An AIoT Framework With Multimodal Frequency Fusion for WiFi-Based Coarse and Fine Activity Recognition
Junxin Chen, Xu Xu, Tingting Wang, Gwanggil Jeon, David Camacho
Abstract
Benefiting from the progresses of sensing and sustainable computing technologies, recent years have witnessed the dramatic progresses of artificial intelligence of things (AIoT). As a typical AIoT application, WiFi-based human activity recognition has increasing popularities in smart homes. However, WiFibased action recognition often has unstable performance due to environmental interference. To this end, a robust deep learning framework called MSF-Net is proposed for coarse and fine activity recognition using channel state information (CSI) information. First, a dual-stream structure incorporating short-time Fourier transform and discrete wavelet transform is developed to highlight abnormal information in the CSI data. Then, a Transformer is employed as the backbone to effectively extract high-level features.

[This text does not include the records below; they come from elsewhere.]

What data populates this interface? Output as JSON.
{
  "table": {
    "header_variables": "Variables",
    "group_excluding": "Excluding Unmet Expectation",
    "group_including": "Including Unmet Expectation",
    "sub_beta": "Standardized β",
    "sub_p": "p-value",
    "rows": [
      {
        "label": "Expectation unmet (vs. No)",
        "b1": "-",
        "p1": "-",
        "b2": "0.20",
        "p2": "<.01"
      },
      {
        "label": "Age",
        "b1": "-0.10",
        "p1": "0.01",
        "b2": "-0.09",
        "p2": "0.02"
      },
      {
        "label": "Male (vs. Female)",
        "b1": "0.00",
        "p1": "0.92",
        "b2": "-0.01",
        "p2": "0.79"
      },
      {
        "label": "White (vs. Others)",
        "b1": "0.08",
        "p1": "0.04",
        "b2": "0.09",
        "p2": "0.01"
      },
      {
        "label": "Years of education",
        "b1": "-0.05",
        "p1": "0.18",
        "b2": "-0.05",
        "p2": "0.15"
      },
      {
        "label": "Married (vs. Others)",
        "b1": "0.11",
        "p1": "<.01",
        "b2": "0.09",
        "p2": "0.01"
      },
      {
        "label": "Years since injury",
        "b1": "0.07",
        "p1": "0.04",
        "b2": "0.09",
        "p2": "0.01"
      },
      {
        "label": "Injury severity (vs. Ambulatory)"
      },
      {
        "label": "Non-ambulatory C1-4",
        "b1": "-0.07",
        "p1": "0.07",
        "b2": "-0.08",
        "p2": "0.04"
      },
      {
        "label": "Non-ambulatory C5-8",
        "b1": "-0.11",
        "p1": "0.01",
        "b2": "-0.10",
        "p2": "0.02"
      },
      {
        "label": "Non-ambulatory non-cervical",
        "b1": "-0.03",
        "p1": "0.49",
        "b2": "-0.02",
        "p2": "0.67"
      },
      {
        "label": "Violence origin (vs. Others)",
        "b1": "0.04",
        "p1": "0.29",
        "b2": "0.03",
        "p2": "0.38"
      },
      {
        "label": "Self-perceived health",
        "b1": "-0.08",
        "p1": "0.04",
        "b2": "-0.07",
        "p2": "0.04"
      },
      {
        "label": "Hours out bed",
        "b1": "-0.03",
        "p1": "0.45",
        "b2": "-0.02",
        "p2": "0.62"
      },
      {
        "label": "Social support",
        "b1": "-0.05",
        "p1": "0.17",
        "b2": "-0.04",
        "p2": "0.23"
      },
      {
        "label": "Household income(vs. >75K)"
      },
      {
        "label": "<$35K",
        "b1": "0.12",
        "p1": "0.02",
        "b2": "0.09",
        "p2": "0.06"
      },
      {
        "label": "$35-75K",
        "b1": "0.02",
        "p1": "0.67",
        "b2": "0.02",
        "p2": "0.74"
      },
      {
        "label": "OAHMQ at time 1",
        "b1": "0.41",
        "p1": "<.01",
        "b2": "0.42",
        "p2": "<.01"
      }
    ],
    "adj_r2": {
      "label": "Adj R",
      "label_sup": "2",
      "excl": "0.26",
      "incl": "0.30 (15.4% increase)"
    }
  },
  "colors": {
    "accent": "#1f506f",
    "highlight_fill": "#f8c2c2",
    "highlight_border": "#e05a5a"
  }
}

In addition, an attention-based fusion branch is designed to enhance cross-model fusion. Experimental results show that MSF-Net achieves Cohens Kappa scores of 91.82%, 69.76%, 85.91%, and 75.66% on the SignFi, Widar3.0, UT-HAR, and NTU-HAR datasets, respectively. These performance records demonstrate the advantages of MSF-Net over existing methods for coarse and fine activity recognition based on WiFi data.